Bahrain’s Money Talk

By Brian Dooley

This is a cross-post from Huffington Post.

Money talks in Bahrain. In fact it never really shuts up. The ruling family continues to splurge on a series of vanity projects despite a growing clamor of alarm from international analysis warning that the tiny island kingdom’s finances are fast swirling down the toilet. On its own, the financial downturn would be worrying for Bahrain. But coupled with the kingdom’s ongoing crackdown on repression, it’s terrifying.

This week the International Monetary Fund predicted that Bahrain could run out of money in less than five years. Such warnings have been streaming in from financial experts this year. In February, credit rating agency S&P awarded Bahrain a “negative” outlook form a previously “stable” one, followed in March by a downgrade from Moody’s rating agency. It also placed it on review for further downgrade, noting that “Deterioration in the domestic or regional political environment, resulting in disruptions to oil production and/or foreign investments in the economy, would also be highly credit negative.” Then in June Fitch’s agency downgraded Bahrain from BBB- to BB+.

All of these downgrades mean that this year, for the first time since 1999, all the major rating agencies consigned Bahrain into what financial experts dismissively call junk territory. Also in June, Forbes reported that the World Bank cut its forecast for Bahrain’s GDP growth this year to 2.2%, compared to the 2.7% it had predicted in January. The economy is set to slow further in the following years, with the World Bank forecasting growth of 2% in 2017 and 1.9% in 2018.”

The Bahraini authorities, understandably, are trying to talk up their economy, but addressing plummeting world oil prices is like trying to negotiate with gravity. In an effort to address the emergency, Bahrain’s government cut subsidies on gas this year, and for meat and poultry last October as the economic crisis began to bite deep.

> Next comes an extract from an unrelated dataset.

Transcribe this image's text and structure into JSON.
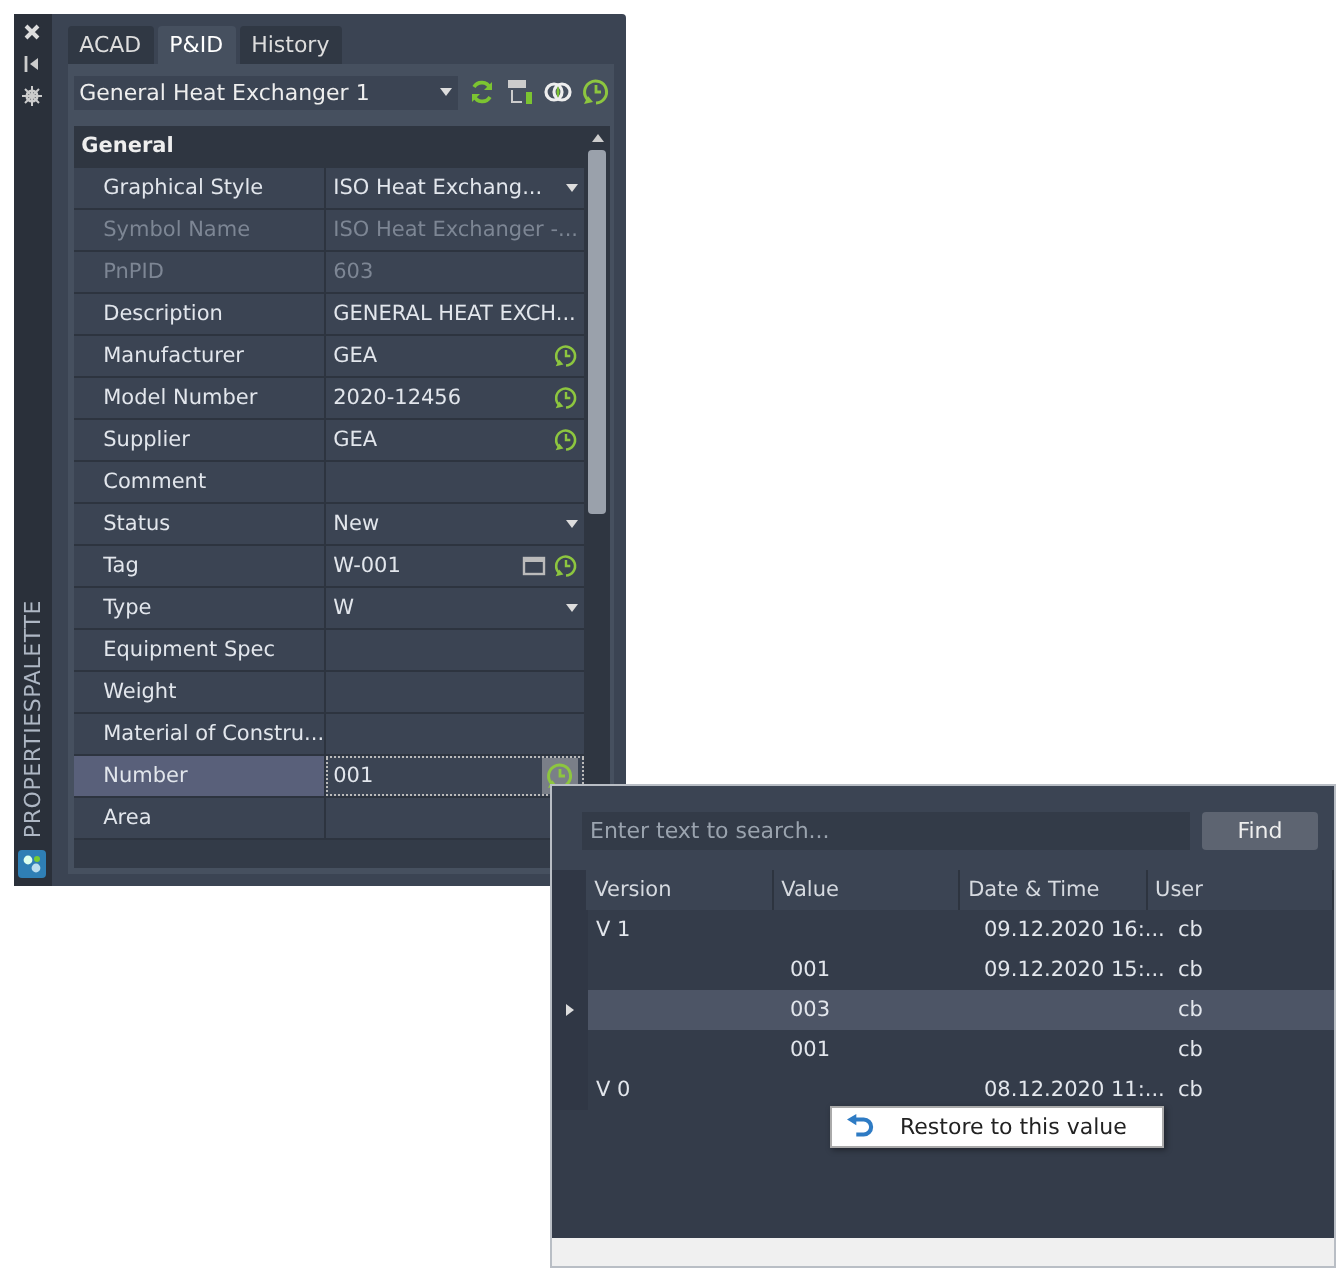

Undeterred, the kingdom’s ruling family have found plenty of money for all sorts of other things. The king helped pay for the UK Queen’s lavish 90th birthday celebrations in May, earning himself a hilarious Forrest Gump-type cameo in the royal box at Windsor during the party. Last month it was announced the king would be gifting the people of Pakistan “a state of the art nursing institution” in Islamabad, and his son – Prince Nasser – is funding a new professional cycling team in Bahrain with an estimated annual budget of around $15 million.

Why should the United States care about any of this? Well, because Washington will feel its own pain if Bahrain slips into economic or political chaos. The United States has very serious military investments based in Bahrain, and instability caused by financial ruin or political chaos, or a combination of both, would be cataclysmic for U.S. interests. The last few months of bad financial news has also been accompanied by a sudden, sharp and extensive targeting of those who complain about the regime. Leading human rights activists and opposition leaders have been forced into exile, jailed, or been given long sentences after sham trials. It’s a frightening twofer, where the ruling family not only steers the economy into meltdown but threatens anyone who might organize to criticize it.

Yet Washington seems to be doing little about the disaster beyond saying it wishes it weren’t happening. That’s not enough. The Obama Administration must show leadership on Bahrain. It should stop arming the dictatorship and introduce visa bans for those credibly linked to human rights abuses. It can’t afford to do anything less.